Wenn der Arzt pfuscht
Krankenkassen: Immer mehr Behandlungsfehler gemeldet
Immer mehr Patienten wenden sich an die Medizinischen Dienste der Krankenkassen (MDK), um Behandlungsfehler und daraus resultierende Beeinträchtigungen anzuzeigen. Dies geht aus der Erhebung des Spitzenverbandes der Krankenkassen hervor, die dessen stellvertretender Geschäftsführer Stefan Gronemeyer am Mittwoch in Berlin vorstellte. Die Gutachter der MDK untersuchten 2011 insgesamt 12 686 Fälle und kamen dabei 4068 Mal zu dem Ergebnis, dass eindeutige Verstöße gegen die Regeln der ärztlichen Kunst vorlagen. In 75 Prozent der Fälle sahen es Gutachter als gegeben an, dass ein angezeigter Behandlungsfehler für einen Gesundheitsschaden unmittelbar verantwortlich war.
Die MDK-Expertisen dienen als Grundlage für Schlichtungsverfahren mit den kassenärztlichen Vereinigungen beziehungsweise für Schadenersatzprozesse vor Zivilgerichten. Immerhin vier von fünf Patienten, die auf der Grundlage der Gutachten vor Gericht gehen, setzten dort eine materielle Kompensation durch, so Gronemeyer. Angesichts der hohen Hürden für den Beweis einer unmittelbaren Kausalität zwischen dem angezeigten Kunstfehler und aufgetretenen Folgeschäden sei dies eine gute Quote.
Nicht alle Fälle sind dabei so eindeutig wie das Beispiel eines 69-jährigen Patienten, bei dem unbemerkt blieb, dass er während einer Operation einen Beißkeil, der zur Fixierung eines Beatmungsschlauches verwendet wurde, verschluckte. In der Folge erlitt er einen Dickdarmeinriss, an dessen Folgen er verstarb. Ohnehin machen Fehler bei stationären chirurgischen Eingriffen den Löwenanteil der untersuchten Fälle aus. Einen besonderen Stellenwert hat dabei die Behandlung von Kniegelenks- und Hüftarthrosen. Die höchsten Fehleranerkennungsquoten sind in den Bereichen Pflege, Zahnmedizin und Gynäkologie zu verzeichnen.

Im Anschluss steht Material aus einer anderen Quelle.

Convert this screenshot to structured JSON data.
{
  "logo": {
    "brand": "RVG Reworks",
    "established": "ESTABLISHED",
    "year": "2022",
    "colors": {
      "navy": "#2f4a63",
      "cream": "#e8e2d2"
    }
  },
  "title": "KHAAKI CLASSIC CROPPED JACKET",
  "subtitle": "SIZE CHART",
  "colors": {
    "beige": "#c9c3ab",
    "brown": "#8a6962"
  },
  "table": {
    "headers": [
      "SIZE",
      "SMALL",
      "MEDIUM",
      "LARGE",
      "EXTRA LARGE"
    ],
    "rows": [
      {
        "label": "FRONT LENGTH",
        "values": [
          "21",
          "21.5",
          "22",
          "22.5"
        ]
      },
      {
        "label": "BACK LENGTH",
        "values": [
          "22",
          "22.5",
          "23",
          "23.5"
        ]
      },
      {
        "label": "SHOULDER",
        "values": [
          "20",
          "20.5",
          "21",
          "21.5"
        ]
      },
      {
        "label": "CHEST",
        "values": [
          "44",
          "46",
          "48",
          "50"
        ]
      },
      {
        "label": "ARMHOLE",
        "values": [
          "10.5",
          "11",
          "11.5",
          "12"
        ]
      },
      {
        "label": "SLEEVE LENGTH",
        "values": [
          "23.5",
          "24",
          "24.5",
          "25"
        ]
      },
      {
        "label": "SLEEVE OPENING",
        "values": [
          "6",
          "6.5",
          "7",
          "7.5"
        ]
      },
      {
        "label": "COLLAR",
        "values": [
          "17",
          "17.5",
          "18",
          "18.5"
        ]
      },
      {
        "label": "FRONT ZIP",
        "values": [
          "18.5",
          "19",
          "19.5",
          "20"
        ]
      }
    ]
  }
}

Astrid Zobel, leitende Ärztin für Sozialmedizin beim MDK Bayern, räumte ein, dass von einer sehr hohen Dunkelziffer bei Behandlungsfehlern auszugehen sei und daher kaum Rückschlüsse auf die allgemeine Qualität der medizinischen Versorgung möglich seien. Die Erhebung diene aber auch der »Identifizierung von Risikopotenzialen« um die Einhaltung medizinischer Standards in bestimmten Segmenten generell genauer zu untersuchen. Auch scheuten sich bislang viele Patienten, den aufwendigen bürokratischen Weg zur Erlangung eines Fehlergutachtens auf sich zu nehmen.
Abhilfe schaffen soll das neue Patientenrechtegesetz, das im Januar 2013 vom Bundestag verabschiedet werden soll. Die wichtigste Änderung betrifft die Kassen selbst. Denn bislang ist die Begutachtung möglicher Behandlungsfehler eine Ermessensleistung. In der Neufassung wird dagegen ein Rechtsanspruch auf eine entsprechende Untersuchung formuliert.
Dem Verein Demokratischer Ärztinnen und Ärzte geht die Reform nicht weit genug. Er fordert die Einrichtung eines Entschädigungsfonds für Patienten, wenn kein sicherer Nachweis der Ursächlichkeit einer Behandlung zu erbringen ist oder die Durchsetzung des Schadensersatzes unzumutbar lange dauern würde. Zudem verlangt der Verband, dass Ärzte, die sich in laufenden Verfahren zu einem Schadensfall äußern, nicht mehr den Schutz ihrer Haftpflichtversicherung verlieren.